顾时刚要跟着张兴去仓库,就被朱标拽住。他凑近顾时耳边,声音压得极低:“让唐胜宗带五百人去火药库,多埋些引信。英国人要铁甲舰?本王就让他们尝尝飞上天的滋味。”
英国铁甲舰的第一轮齐射,把纽约港的第一道防线炸得粉碎。黑铁铸就的炮弹穿透橡木栅栏,像撕纸似的劈开了望塔,木屑混着士兵的惨叫腾空而起,在雾里凝成一道血色的烟柱。
朱标站在主堡垒的箭楼上,望远镜里的铁甲舰正缓缓转向,船身侧面的炮门像张开的蛇口。他数着炮口的数量,突然对身边的炮手喊:“瞄准他们的船底!铁甲再硬,吃水线总不能全封死!”
佛郎机炮的轰鸣震得箭楼都在晃,铁弹砸在铁甲舰的船身上,只溅起一串火星,连道白痕都没留下。英国舰队却像没事人似的,第二轮齐射直接命中了主堡垒的弹药库,爆炸声浪把朱标掀翻在箭楼的木板上,嘴角瞬间溢出血沫。
“殿下!”顾时爬过来扶他,甲胄上沾满了别人的血,“东城墙塌了!英国人的登陆艇像蚂蚁似的涌过来!”
朱标抹了把脸,看见张兴正抱着布政司的账册往港口跑,身后跟着几个拎着箱笼的小吏。他突然明白了——这监军使哪是来监军的,分明是来抢细软的。
“唐胜宗!”他吼道,声音穿透硝烟,“把火药库的引信再检查一遍!没本王的命令,谁也不准点火!”

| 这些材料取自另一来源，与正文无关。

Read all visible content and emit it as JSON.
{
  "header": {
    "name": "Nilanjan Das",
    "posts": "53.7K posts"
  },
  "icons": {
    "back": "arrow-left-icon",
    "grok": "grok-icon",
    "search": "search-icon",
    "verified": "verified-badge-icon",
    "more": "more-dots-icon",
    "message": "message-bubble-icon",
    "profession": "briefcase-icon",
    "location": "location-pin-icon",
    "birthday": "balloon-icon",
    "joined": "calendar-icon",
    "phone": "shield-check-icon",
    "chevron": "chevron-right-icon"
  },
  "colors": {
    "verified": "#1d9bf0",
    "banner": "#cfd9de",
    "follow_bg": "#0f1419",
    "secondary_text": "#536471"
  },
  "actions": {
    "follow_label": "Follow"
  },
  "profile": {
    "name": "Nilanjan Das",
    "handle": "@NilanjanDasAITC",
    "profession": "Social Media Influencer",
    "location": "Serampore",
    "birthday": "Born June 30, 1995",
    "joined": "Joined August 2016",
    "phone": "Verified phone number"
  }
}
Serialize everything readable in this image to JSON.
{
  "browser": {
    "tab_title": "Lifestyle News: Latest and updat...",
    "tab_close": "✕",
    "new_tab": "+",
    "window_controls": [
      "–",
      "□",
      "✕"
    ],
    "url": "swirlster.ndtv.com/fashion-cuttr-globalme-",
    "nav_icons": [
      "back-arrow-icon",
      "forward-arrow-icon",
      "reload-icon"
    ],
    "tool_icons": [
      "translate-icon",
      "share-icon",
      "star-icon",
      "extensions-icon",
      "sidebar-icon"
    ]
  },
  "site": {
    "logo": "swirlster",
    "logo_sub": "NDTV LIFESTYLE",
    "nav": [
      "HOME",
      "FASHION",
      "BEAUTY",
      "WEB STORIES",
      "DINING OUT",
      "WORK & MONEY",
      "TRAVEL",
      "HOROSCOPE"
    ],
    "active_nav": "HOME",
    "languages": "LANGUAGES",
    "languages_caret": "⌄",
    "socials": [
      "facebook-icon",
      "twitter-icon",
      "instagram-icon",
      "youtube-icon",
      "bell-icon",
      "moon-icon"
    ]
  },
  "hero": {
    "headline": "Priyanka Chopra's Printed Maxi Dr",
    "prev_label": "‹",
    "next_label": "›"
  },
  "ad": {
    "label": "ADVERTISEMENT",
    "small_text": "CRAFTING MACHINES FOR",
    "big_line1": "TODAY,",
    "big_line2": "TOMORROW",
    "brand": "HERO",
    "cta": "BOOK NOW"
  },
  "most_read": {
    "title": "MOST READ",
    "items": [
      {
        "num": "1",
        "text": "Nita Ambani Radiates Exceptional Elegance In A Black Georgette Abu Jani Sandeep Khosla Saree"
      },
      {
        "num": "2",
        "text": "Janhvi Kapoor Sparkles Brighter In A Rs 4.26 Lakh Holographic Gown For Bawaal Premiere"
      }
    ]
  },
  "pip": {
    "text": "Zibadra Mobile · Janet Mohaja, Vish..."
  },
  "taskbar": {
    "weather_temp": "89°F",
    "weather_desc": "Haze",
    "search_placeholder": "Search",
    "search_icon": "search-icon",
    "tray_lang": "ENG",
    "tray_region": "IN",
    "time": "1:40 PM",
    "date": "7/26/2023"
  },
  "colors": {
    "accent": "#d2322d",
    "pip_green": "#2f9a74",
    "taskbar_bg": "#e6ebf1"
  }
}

城楼下传来唐胜宗的回应,混着火铳的噼啪声。朱标抓起一把长弓,对着正在爬墙的英国士兵射出一箭,箭头穿透那人的咽喉,带着血箭钉在城砖上。他忽然想起三年前刚到北美时,父亲朱元璋拍着他的肩膀说:“老大,你是长子,得给弟弟们做样子。守不住北美,就别回应天府了。”
“殿下!张大人带着账册坐船跑了!”顾时的声音像被砂纸磨过,“他还说……说您抗旨不遵,要回禀陛下治您的罪!”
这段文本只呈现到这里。